The psychology is simple and ugly — outrage travels faster than nuance. The clip’s makers are counting on that speed: they want the outrage, not the explanation. The clip acts like a stage magician, misdirecting attention so the method remains hidden. And once a lie is retweeted thousands of times, it can feel, to casual viewers, like part of the record.
I want to be clear: there is real, documented material on Epstein and his ties to powerful people. The danger isn’t that the fakes invent a story out of nothing; it’s that they drown the facts under a flood of noise so people give up trying to sort truth from spectacle.
Tools you can use right now: check provenance labels on X and Instagram, reverse-image search suspicious frames, and rely on trusted outlets doing forensic work. Researchers and journalists still catch the best fakes by comparing multiple sources, metadata, and the code footprints left by generative tools.

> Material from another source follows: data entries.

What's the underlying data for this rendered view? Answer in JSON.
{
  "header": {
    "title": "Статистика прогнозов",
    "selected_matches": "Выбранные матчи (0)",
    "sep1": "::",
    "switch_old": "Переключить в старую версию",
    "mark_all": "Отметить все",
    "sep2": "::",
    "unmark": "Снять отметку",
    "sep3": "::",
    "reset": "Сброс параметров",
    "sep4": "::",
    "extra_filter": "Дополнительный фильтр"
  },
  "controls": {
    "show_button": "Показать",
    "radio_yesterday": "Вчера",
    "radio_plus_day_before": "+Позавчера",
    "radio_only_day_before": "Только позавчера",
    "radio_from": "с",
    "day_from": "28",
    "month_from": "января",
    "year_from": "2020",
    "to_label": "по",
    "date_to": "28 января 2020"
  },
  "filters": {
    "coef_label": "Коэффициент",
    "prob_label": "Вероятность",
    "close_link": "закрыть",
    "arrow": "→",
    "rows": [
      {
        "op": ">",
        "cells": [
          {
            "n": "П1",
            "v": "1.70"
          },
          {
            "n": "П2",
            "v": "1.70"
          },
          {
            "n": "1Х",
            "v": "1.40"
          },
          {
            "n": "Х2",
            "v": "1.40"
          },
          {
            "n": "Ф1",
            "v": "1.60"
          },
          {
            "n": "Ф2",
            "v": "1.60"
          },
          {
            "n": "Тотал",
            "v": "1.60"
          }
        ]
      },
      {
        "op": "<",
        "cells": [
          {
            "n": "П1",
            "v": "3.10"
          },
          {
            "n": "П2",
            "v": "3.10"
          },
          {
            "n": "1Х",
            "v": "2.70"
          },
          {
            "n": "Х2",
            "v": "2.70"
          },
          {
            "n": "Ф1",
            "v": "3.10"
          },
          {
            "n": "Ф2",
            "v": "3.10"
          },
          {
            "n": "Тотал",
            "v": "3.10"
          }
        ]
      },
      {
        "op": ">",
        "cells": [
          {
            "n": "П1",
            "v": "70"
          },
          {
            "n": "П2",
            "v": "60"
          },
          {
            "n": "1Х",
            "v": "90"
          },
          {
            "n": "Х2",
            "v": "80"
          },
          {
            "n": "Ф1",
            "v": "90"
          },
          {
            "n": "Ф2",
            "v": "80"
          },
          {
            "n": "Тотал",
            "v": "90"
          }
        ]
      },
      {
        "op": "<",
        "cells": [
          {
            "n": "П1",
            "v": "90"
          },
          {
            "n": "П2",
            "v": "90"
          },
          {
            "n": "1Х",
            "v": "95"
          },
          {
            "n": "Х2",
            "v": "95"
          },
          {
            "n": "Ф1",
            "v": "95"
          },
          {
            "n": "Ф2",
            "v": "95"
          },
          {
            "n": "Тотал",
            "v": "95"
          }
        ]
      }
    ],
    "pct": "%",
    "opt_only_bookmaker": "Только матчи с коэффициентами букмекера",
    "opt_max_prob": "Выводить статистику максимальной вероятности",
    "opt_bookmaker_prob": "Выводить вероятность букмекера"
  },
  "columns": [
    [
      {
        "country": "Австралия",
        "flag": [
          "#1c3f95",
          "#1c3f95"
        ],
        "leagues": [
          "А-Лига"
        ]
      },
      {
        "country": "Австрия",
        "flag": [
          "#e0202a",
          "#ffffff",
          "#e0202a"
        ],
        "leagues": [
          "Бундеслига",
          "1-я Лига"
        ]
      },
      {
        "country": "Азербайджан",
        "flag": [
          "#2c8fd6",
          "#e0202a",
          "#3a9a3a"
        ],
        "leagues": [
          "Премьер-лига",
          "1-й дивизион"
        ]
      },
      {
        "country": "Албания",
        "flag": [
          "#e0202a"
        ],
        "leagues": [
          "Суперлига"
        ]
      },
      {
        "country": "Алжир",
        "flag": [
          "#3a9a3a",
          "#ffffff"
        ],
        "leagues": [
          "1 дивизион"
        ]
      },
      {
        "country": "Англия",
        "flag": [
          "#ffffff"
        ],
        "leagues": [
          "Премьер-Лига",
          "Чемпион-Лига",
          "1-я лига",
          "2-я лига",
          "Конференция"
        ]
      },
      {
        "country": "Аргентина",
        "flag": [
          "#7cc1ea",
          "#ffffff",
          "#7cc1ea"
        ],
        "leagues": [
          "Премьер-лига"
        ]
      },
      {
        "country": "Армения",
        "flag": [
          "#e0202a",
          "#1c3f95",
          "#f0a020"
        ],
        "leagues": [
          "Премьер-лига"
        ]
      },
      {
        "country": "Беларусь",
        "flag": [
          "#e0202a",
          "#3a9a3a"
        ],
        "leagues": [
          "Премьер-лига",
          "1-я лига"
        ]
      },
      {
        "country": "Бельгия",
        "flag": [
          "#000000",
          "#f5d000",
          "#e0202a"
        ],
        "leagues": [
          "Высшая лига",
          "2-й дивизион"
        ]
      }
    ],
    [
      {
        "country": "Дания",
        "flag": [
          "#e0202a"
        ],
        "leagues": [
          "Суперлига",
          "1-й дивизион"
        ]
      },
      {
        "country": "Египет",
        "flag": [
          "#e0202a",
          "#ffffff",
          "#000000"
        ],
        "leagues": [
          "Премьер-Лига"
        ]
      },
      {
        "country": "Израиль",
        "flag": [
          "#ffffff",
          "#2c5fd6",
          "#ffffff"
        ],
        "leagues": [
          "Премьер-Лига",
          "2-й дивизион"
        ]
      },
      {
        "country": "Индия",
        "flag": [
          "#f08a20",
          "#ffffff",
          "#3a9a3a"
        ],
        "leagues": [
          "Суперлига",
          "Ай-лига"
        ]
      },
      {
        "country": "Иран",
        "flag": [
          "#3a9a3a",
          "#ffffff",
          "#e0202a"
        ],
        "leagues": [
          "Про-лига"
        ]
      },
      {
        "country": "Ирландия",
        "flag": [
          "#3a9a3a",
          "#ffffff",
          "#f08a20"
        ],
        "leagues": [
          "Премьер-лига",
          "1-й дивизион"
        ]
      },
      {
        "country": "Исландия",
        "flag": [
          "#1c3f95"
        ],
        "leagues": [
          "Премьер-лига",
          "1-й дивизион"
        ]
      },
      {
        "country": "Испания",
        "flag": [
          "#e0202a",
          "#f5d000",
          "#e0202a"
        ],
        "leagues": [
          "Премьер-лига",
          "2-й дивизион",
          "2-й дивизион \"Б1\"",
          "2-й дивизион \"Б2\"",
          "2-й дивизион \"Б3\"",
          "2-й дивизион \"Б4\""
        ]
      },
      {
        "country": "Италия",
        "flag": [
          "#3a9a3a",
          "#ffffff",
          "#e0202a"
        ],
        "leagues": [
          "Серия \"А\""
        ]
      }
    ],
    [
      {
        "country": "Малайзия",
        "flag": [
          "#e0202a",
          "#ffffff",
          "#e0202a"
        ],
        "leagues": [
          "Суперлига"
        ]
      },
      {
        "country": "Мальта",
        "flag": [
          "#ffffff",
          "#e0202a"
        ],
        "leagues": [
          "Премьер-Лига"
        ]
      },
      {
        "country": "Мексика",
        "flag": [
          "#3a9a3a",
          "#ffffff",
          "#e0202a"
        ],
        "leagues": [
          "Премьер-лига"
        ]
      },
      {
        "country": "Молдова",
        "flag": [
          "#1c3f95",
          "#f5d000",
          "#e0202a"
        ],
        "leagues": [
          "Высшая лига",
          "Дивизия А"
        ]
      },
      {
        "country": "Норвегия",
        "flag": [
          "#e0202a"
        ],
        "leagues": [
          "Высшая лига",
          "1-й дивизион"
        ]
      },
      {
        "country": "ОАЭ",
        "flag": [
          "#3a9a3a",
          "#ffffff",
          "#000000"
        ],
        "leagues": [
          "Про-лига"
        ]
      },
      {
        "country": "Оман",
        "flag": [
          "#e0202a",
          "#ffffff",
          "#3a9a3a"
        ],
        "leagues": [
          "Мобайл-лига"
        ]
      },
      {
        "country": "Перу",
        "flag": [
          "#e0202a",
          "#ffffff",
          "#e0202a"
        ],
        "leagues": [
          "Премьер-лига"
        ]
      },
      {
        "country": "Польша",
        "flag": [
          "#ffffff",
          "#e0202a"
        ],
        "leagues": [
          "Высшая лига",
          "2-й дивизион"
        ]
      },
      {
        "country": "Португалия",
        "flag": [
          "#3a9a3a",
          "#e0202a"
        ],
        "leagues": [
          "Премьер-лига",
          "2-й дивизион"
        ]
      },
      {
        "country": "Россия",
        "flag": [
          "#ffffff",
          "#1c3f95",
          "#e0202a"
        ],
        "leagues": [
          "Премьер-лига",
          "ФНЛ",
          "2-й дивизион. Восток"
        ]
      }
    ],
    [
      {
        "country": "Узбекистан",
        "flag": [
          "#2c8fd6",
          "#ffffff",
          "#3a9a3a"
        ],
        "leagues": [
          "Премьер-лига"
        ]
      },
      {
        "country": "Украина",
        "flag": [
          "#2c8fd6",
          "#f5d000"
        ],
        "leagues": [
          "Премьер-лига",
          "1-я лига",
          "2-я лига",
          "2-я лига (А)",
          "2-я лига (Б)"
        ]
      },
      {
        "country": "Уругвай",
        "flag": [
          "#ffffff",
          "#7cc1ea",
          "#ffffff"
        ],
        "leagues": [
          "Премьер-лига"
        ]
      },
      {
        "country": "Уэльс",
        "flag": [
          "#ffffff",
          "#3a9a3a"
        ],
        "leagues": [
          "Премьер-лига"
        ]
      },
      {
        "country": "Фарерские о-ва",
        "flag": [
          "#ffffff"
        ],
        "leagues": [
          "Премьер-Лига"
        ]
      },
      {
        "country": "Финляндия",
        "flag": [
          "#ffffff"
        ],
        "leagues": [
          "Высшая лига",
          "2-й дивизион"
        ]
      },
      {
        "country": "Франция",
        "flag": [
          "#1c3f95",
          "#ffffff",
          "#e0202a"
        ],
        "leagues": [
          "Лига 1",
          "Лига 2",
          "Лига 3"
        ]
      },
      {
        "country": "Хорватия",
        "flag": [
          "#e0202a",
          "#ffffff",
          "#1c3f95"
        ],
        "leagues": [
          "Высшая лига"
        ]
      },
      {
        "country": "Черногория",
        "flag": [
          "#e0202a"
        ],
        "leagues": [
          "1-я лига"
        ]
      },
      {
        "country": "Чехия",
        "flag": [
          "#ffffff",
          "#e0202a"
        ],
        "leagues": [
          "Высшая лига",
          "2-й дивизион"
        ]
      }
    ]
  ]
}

What this means for public trust: I’ve seen narratives flip on bot timing
Observation: When a synthetic clip arrives at the same moment as a major geopolitical event, it’s amplified like wildfire.
That timing isn’t accidental. Whether the goal is to deflect attention from the Epstein files or to weaponize scandal for geopolitical advantage, the strategy aims to produce a single outcome: confusion. The more the public doubts the veracity of everything, the less pressure there is on powerful actors to answer uncomfortable questions.
Think of it as a mold growing over a painting — once the surface is obscured, the original image becomes harder to restore.
I’ve followed propaganda networks, and I’ll tell you what I always tell colleagues: stop treating every viral clip as a source and start treating it as a lead. Verify, crosscheck, and be suspicious of accounts with sudden verification and synchronized reposting. The platforms must act faster, but you and I can make the first call.
If pro-Iran actors are exploiting AI and platform design to amplify false visuals about Epstein and Trump, will public outrage force platforms to change, or will the noise keep winning?